Best Practices in Actualizing Effective Knowledge Management

Differentiating Between Data and Information

For organizations that have knowledge management or KM systems in place, it is important to distinguish between the vast streams of data that is the outcome of the intersection of the online world and the organizational processes and useful information among this data. In other words, not every piece or artifact that is submitted to the KM portal is useful as employees might use the data and information freely available on the internet as their own submissions to the KM portal. This happens because many organizations mandate the submission of artifacts to the KM portal as being integral to the employees’ performance appraisal. Therefore, for those employees who cannot submit anything original, there is a temptation to pass of publicly available information as their own leading to issues of intellectual property and plagiarism.

As we shall discuss later, the organizational gatekeepers to the KM portals have a tough time in sorting and sifting through the submissions and this might lead to outages and wastages of time by these gatekeepers. It is important to remember that the basic tenet of KM is that data and information are separate, not all data is information, and only that information that is meaningful and relevant as well as pertinent to the organization is information and knowledge that can be used for the benefit of the organization.

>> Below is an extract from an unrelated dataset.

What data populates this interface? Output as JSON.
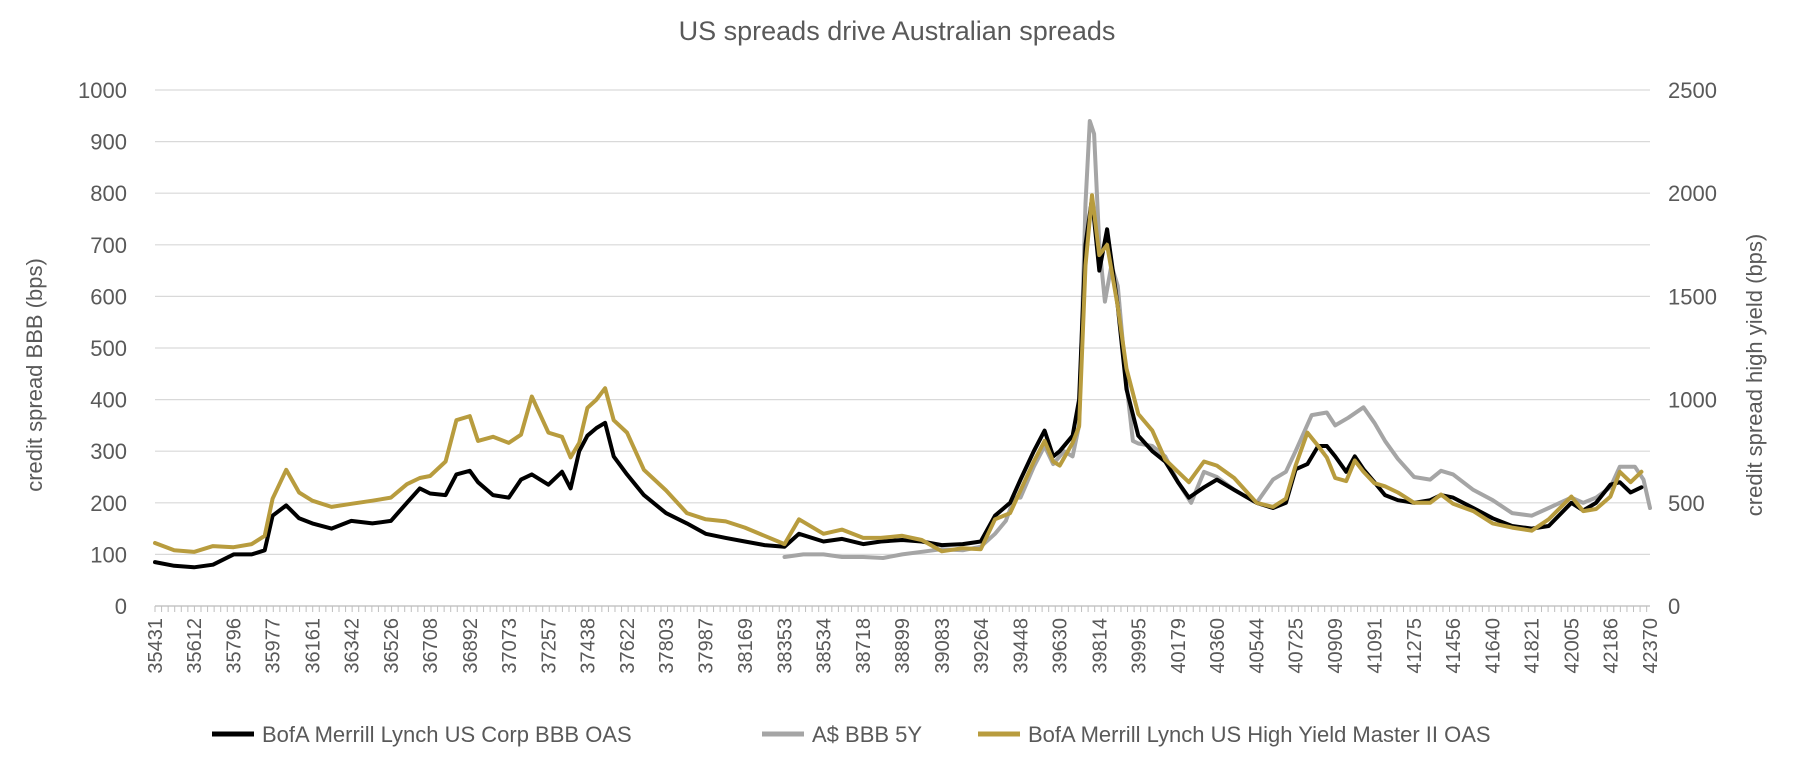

Some Best Practices in the Real World

A possible solution to this situation where the gatekeepers to the KM portal have to spend a lot of time in sorting out the useful stuff from the garbage is to use a plagiarism checker or a plagiarism detector that would weed out the submissions comprised of freely available information on the internet. By doing so, the organizations can ensure that the KM portal has artifacts that do not violate the intellectual property ownership and related aspects.

Another solution would be to institute a peer review process wherein the submissions are vetted by the coworkers of the employees who are contributing to the KM portal. In this manner, the organizations can ensure that the vetting process would weed out the unwanted submissions. Of course, the employees who are doing the vetting have to spend their time and for this, they can be rewarded through bonus points for submissions. This practice is followed by many multinationals where they provide incentives to the employees to submit relevant content, monetary, and non-monetary rewards for useful submissions.

Monetary and Non-Monetary Incentives to the Employees

Talking about incentives and rewards, organizations that have world-class KM portals usually provide monetary incentives for the best submissions to the KM portal to incentivize the employees to contribute in a positive manner. Further, those organizations that do not have the size or the scale to provide monetary incentives often provide movie tickets, tickets to shows and plays, and even coupons that can be redeemed at outlets to the employees so that they are encouraged to not only contribute to the KM portal but also to provide meaningful and relevant content. This is apart from the KPAs or the Key Performance Areas in the appraisals that reward employees for meaningful KM portal submissions. The point here is that effective knowledge management leads to synergies and efficiencies and hence, organizations can invest some time and resources to build a KM portal that would ultimately help them in succeeding at the art of knowledge management.

Concluding Thoughts

Finally, effective knowledge management is a process that is ongoing and involves close engagement between the employees and the organizational KM processes. Therefore, it would be in the interests of the organizations to ensure that employees are motivated and encouraged to contribute to the KM portals through their own initiative and not only because of monetary and non-monetary incentives.